After a lot of trial and error I’m excited to share a finished MQTT client class. This serves as lightweight IoT communication for a medical grade device, hence the emphasis on security. I wasn’t able to find a lot of examples online aside from the MQTTnet documentation itself, and even that had limited information.
public MqttClient(string mqttEndpoint, int mqttPort, X509Certificate2 caCert, X509Certificate2 deviceCert, string clientId)
{
certChain = new X509Certificate2Collection
{
caCert,
deviceCert
};
this.mqttEndpoint = mqttEndpoint;
this.mqttPort = mqttPort;
this.clientId = clientId;
mqttFactory = new MqttFactory();
mqttClient = mqttFactory.CreateMqttClient();
//EVENT HANDLERS
mqttClient.ApplicationMessageReceivedAsync += Client_MqttMsgPublishReceived;
mqttClient.DisconnectedAsync += Client_MqttDisconnected;
}
The above constructor uses the client ID as well as the broker endpoint and port, creates a trust chain of certificates to verify the device, and then initiates the client.
public async Task Connect()
{
var mqttClientOptions = new MqttClientOptionsBuilder().WithTcpServer(mqttEndpoint)
.WithClientId(clientId)
.WithoutPacketFragmentation()
.WithTlsOptions(
o =>
{
o.WithClientCertificates(certChain);
o.WithTrustChain(certChain);
o.UseTls();
o.WithSslProtocols(SslProtocols.Tls12);
o.Build();
})
.Build();
using (var timeout = new CancellationTokenSource(5000))
{
await mqttClient.ConnectAsync(mqttClientOptions, timeout.Token);
Trace.WriteLine($"Connected to AWS IoT with client id: {clientId}.");
}
}
We then apply the connection options to the client in the Connect() method above. Note that I specify the use of Tls 1.2 and that I also included WithoutPacketFragmentation() which is required when communicating with an AWS IoT broker.

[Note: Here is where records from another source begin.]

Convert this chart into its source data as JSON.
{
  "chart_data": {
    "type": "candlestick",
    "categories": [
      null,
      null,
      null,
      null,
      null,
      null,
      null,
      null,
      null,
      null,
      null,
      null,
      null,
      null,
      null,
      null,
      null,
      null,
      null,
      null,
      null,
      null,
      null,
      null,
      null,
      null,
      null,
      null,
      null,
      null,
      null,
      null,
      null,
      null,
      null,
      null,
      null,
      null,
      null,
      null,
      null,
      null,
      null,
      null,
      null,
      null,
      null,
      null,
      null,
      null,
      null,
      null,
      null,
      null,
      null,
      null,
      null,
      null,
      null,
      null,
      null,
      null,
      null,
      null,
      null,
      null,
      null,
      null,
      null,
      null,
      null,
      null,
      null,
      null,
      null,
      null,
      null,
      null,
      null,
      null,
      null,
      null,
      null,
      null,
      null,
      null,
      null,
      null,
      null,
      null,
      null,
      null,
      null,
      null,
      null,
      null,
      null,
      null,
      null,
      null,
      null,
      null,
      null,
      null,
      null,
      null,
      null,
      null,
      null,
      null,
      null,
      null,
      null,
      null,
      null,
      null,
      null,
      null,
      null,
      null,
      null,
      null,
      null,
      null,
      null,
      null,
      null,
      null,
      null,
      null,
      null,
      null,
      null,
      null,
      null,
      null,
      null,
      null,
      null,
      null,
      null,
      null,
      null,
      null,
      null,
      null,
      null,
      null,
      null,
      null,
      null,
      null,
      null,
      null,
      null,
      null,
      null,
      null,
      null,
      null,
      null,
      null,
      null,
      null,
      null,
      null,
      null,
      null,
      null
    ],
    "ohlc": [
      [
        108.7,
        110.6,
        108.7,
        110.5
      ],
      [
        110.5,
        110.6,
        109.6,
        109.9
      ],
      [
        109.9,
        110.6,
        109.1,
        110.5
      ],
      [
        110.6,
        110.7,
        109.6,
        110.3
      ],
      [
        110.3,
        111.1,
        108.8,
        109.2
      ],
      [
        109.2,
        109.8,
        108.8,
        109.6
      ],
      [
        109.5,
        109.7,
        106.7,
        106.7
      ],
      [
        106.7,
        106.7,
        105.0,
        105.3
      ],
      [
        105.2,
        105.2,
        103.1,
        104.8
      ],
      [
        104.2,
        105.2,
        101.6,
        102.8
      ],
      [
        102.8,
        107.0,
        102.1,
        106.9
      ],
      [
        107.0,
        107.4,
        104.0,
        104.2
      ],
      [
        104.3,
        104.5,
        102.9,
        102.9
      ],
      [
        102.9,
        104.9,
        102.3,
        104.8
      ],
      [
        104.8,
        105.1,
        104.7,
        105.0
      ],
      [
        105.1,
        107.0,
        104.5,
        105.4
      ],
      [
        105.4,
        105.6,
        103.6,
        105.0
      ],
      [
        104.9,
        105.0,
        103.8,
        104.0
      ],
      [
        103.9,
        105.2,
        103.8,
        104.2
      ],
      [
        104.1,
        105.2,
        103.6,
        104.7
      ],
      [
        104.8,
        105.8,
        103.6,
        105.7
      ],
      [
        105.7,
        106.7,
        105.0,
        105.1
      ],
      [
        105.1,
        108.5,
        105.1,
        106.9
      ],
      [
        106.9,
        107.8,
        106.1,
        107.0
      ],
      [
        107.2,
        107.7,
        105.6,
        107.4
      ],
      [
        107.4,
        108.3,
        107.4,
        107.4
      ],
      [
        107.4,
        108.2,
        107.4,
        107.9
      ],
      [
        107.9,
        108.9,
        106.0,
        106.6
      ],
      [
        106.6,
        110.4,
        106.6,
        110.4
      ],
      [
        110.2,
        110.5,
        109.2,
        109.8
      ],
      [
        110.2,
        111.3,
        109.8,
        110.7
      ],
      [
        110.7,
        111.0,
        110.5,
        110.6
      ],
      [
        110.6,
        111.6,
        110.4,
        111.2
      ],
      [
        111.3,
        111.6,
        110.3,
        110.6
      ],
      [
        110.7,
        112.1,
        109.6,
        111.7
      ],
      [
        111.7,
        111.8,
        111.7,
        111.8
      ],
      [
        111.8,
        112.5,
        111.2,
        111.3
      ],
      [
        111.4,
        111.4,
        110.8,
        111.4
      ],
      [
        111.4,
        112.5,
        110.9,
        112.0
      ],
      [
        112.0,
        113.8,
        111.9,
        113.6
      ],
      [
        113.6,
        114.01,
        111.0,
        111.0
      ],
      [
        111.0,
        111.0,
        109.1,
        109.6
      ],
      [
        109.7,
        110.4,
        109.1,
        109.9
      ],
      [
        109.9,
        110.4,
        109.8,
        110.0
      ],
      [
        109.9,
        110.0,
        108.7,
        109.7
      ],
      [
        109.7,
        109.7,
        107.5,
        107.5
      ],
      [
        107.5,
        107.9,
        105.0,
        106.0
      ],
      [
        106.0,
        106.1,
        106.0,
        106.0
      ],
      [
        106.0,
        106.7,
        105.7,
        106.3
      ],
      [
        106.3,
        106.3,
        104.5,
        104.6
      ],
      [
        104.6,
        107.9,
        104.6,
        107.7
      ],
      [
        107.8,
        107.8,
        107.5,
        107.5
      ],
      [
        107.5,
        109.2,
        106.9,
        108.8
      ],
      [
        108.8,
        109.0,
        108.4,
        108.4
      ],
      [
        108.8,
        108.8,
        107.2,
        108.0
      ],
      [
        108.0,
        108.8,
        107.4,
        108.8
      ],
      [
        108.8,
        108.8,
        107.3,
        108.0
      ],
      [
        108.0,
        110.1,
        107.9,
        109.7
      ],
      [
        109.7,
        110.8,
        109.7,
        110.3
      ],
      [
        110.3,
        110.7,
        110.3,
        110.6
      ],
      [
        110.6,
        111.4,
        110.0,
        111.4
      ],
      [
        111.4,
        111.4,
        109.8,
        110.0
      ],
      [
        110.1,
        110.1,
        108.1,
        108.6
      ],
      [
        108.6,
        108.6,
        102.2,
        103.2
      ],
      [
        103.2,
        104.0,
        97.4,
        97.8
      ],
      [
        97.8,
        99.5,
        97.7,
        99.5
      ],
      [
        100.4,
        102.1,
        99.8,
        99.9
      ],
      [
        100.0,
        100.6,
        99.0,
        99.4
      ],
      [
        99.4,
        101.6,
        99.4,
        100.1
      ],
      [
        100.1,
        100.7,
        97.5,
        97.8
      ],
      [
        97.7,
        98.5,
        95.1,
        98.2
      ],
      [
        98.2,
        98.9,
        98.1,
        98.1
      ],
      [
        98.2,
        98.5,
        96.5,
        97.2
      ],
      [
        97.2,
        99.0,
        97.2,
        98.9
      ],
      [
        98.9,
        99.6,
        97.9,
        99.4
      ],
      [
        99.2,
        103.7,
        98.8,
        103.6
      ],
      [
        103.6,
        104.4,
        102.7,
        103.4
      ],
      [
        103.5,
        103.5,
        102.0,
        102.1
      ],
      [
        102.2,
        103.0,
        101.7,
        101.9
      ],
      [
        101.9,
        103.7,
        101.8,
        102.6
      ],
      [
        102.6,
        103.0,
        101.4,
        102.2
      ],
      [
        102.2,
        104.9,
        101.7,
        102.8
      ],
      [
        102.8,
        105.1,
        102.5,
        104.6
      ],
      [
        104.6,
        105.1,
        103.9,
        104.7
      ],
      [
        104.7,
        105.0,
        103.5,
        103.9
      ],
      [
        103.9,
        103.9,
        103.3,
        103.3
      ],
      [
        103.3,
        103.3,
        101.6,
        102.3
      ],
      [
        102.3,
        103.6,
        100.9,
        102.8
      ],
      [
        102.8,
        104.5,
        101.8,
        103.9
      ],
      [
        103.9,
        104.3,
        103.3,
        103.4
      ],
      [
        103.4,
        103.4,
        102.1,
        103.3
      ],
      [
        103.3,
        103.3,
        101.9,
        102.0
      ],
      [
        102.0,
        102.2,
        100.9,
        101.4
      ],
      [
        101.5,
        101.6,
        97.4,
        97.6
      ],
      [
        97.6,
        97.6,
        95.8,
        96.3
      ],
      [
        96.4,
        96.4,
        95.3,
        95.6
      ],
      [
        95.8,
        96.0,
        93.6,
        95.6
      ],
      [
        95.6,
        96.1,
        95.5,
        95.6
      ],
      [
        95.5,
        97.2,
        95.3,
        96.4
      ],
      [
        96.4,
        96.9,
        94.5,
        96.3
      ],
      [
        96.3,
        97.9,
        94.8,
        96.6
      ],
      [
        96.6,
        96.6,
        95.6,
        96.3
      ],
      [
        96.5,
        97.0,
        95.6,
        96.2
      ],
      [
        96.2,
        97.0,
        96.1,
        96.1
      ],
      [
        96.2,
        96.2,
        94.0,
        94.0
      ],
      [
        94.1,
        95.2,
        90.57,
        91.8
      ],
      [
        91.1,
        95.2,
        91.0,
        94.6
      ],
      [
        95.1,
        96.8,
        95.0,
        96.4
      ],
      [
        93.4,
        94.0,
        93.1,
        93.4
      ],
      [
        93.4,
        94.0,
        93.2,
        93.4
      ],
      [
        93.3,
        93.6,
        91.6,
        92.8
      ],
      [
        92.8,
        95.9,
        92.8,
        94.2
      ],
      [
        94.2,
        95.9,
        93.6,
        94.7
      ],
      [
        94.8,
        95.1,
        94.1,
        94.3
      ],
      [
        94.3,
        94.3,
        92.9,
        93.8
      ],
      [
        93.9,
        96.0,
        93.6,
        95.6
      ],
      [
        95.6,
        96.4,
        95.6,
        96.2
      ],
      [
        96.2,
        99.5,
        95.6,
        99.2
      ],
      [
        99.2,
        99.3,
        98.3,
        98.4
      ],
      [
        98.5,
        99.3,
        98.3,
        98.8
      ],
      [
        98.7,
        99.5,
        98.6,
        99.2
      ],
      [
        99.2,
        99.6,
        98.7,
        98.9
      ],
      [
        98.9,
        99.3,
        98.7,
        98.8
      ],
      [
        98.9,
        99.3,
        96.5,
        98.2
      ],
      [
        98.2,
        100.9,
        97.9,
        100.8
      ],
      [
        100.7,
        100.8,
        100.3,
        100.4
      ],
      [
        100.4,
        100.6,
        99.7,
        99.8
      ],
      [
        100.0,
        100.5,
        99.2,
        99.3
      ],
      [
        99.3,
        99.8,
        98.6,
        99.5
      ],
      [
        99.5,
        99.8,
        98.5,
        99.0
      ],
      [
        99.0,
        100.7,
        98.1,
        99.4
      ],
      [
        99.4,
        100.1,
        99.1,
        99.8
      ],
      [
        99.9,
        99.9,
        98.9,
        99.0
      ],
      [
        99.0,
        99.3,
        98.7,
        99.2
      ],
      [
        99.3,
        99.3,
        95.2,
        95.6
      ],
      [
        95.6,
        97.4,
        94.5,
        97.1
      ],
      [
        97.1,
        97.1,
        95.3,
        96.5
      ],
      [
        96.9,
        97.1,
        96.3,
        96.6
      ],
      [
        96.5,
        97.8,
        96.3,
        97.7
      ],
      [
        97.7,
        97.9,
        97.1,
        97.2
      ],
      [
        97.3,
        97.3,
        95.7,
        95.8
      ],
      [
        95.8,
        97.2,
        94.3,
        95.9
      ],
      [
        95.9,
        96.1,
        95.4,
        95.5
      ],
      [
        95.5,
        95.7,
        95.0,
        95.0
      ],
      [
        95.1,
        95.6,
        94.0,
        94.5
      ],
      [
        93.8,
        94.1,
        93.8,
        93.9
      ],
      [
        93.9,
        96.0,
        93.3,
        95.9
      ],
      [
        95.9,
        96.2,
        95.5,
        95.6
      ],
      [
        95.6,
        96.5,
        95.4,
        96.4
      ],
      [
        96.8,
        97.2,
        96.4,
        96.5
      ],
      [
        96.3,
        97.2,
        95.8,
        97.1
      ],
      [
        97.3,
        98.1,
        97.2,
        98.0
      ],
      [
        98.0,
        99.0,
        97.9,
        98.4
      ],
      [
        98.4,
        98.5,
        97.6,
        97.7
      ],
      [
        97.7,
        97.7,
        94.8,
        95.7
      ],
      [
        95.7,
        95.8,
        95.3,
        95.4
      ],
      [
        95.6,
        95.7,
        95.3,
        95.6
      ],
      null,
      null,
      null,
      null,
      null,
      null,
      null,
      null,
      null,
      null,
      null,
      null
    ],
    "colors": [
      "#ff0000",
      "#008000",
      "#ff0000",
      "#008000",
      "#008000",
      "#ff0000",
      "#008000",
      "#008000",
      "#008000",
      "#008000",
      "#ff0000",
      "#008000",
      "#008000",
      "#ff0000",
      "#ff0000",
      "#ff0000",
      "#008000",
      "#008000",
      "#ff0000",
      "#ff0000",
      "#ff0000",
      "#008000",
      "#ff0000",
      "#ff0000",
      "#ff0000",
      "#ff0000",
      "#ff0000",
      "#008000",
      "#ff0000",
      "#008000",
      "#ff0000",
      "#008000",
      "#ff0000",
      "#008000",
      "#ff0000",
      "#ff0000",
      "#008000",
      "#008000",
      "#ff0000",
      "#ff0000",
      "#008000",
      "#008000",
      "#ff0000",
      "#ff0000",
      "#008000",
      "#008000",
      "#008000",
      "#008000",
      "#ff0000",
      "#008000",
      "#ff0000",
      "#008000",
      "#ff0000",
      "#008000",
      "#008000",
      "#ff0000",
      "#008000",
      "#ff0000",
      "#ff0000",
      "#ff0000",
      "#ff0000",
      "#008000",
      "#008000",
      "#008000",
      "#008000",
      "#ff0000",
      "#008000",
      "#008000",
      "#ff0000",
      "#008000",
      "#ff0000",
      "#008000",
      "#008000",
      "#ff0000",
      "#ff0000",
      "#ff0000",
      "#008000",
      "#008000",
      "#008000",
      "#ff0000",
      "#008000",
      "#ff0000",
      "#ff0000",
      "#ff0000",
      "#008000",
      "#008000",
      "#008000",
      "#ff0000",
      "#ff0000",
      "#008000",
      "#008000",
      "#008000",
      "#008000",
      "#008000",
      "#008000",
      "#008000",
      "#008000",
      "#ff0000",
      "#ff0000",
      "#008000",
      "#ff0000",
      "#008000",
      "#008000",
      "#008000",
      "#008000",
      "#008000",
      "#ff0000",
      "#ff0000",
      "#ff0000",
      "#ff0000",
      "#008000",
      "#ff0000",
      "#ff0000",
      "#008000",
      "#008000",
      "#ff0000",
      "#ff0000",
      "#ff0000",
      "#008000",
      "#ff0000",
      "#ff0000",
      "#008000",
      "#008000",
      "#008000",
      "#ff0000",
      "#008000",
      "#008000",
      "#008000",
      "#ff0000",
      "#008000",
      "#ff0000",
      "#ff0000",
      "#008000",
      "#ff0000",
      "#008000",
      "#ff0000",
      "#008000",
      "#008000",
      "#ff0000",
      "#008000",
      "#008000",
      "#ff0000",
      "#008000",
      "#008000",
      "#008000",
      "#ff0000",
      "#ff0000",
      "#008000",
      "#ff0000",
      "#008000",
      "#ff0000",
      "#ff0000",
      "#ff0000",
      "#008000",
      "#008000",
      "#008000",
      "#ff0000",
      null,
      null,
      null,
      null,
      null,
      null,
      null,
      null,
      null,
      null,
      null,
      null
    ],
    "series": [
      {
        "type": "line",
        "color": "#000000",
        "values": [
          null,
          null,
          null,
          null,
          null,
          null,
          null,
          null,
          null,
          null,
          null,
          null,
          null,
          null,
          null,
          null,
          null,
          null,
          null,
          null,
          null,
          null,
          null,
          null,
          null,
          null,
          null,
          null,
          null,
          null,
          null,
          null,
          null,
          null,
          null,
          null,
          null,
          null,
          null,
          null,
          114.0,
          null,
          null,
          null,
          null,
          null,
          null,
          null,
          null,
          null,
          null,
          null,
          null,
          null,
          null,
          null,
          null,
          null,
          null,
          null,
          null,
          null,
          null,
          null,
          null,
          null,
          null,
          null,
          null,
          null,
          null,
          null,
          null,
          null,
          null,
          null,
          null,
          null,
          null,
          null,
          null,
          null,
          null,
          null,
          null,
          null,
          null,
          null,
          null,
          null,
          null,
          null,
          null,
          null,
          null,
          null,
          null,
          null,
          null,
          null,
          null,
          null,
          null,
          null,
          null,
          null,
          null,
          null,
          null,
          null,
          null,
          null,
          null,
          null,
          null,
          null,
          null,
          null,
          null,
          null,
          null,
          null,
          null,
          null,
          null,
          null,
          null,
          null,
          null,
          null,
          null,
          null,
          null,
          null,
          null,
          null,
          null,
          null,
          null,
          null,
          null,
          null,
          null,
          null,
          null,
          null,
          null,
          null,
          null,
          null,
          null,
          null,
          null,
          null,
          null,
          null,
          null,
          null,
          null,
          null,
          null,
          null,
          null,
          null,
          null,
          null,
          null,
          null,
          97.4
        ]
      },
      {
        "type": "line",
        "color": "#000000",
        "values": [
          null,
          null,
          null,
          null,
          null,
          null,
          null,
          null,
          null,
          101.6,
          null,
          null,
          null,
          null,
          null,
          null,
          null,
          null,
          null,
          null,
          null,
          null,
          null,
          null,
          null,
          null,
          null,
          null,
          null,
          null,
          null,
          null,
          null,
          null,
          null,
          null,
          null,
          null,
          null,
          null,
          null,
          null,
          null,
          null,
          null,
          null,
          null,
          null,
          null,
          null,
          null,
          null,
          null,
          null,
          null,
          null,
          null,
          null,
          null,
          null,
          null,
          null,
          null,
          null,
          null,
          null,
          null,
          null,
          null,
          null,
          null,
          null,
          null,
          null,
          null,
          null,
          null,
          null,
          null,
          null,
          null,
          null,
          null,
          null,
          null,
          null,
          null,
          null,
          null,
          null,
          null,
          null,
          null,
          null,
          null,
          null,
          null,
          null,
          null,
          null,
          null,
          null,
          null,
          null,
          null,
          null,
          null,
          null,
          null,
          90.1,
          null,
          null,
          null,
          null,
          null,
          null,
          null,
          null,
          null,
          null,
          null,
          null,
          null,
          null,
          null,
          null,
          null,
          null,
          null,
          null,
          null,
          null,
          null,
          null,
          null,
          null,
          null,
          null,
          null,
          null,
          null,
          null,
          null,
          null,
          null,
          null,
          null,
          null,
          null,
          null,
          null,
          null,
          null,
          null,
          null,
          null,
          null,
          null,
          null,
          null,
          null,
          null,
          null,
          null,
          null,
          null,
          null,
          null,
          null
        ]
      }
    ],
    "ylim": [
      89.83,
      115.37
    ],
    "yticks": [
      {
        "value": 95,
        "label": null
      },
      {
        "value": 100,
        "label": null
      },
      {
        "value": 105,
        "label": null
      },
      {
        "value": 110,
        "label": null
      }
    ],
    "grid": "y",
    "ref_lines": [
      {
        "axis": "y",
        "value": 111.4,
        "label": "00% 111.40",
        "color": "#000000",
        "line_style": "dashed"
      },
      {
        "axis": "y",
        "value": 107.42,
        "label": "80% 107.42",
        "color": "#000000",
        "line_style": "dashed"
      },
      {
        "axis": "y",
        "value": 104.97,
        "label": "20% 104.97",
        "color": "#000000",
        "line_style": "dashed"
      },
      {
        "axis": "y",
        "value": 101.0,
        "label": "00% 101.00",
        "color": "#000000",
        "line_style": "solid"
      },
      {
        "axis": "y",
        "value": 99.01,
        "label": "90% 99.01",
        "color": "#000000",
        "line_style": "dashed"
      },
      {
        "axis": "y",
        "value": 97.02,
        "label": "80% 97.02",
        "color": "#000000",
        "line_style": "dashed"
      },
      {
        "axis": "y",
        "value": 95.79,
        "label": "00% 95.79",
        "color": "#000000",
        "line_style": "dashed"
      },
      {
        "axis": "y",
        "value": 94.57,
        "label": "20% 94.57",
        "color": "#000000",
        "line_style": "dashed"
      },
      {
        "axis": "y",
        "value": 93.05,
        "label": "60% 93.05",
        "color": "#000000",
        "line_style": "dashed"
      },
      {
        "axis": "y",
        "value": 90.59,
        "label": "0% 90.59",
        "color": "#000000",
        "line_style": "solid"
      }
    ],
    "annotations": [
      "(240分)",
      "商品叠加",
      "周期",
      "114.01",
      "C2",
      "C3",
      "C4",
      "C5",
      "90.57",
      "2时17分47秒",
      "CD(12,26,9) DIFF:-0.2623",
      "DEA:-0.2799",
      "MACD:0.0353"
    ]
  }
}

public async Task SubscribeToGetDeviceToken()
{
var toDeviceTokenTopic = IoTConfig.GetMqttClientIdToDeviceTokenTopic(clientId);
var mqttSubscribeOptions = mqttFactory.CreateSubscribeOptionsBuilder()
.WithTopicFilter(
f =>
{
f.WithTopic(toDeviceTokenTopic);
f.WithAtLeastOnceQoS();
})
.Build();
await mqttClient.SubscribeAsync(mqttSubscribeOptions, CancellationToken.None);
Trace.WriteLine($"{clientId} subscribed to topic {toDeviceTokenTopic}");
}
Token retrieval is essential to communicate freely with the broker, and will even allow easy HTTP communication. First step is to subscribe to the specified topic as shown in the above SubscribeToGetDeviceToken() method.
public async Task PublishToGetToken()
{
var fromDeviceTokenTopic = IoTConfig.GetMqttClientIdFromDeviceTokenTopic(clientId);
//var message = "{}";
var applicationMessage = new MqttApplicationMessageBuilder()
.WithTopic(fromDeviceTokenTopic)
.WithPayload("{}")
.Build();
await mqttClient.PublishAsync(applicationMessage, CancellationToken.None);
Trace.WriteLine($"Published: topic: {fromDeviceTokenTopic} to get token");
}
The last step is to extract the token from the message received from the broker. If you scroll back up to the constructor you will notice a Client_MqttMsgPublishReceived method called when a response is received:
private Task Client_MqttMsgPublishReceived(MqttApplicationMessageReceivedEventArgs e)
{
Trace.WriteLine($"Message recieved from topic {e.ApplicationMessage.Topic} with data: " + JObject.Parse(Encoding.UTF8.GetString(e.ApplicationMessage.PayloadSegment)));
Trace.WriteLine(e.ApplicationMessage.Topic);
if (e.ApplicationMessage.Topic != null)
{
Trace.WriteLine("Fetching JWT Token");
accessToken = FindJWTTokenInMessage(Encoding.UTF8.GetString(e.ApplicationMessage.PayloadSegment));
Trace.WriteLine($"Token: {accessToken}");
}
else
{
Trace.WriteLine("Unable to fetch JWT Token successfully");
}
return Task.FromResult<object>(null);
}
This last method uses the NewtonSoft JSON library to assist, and I modified it so I don’t expose the security of the application I’m working on to my personal website, so if the handling seems a little goofy that is why.
Hope you enjoyed this. I look forward to sharing more from this project!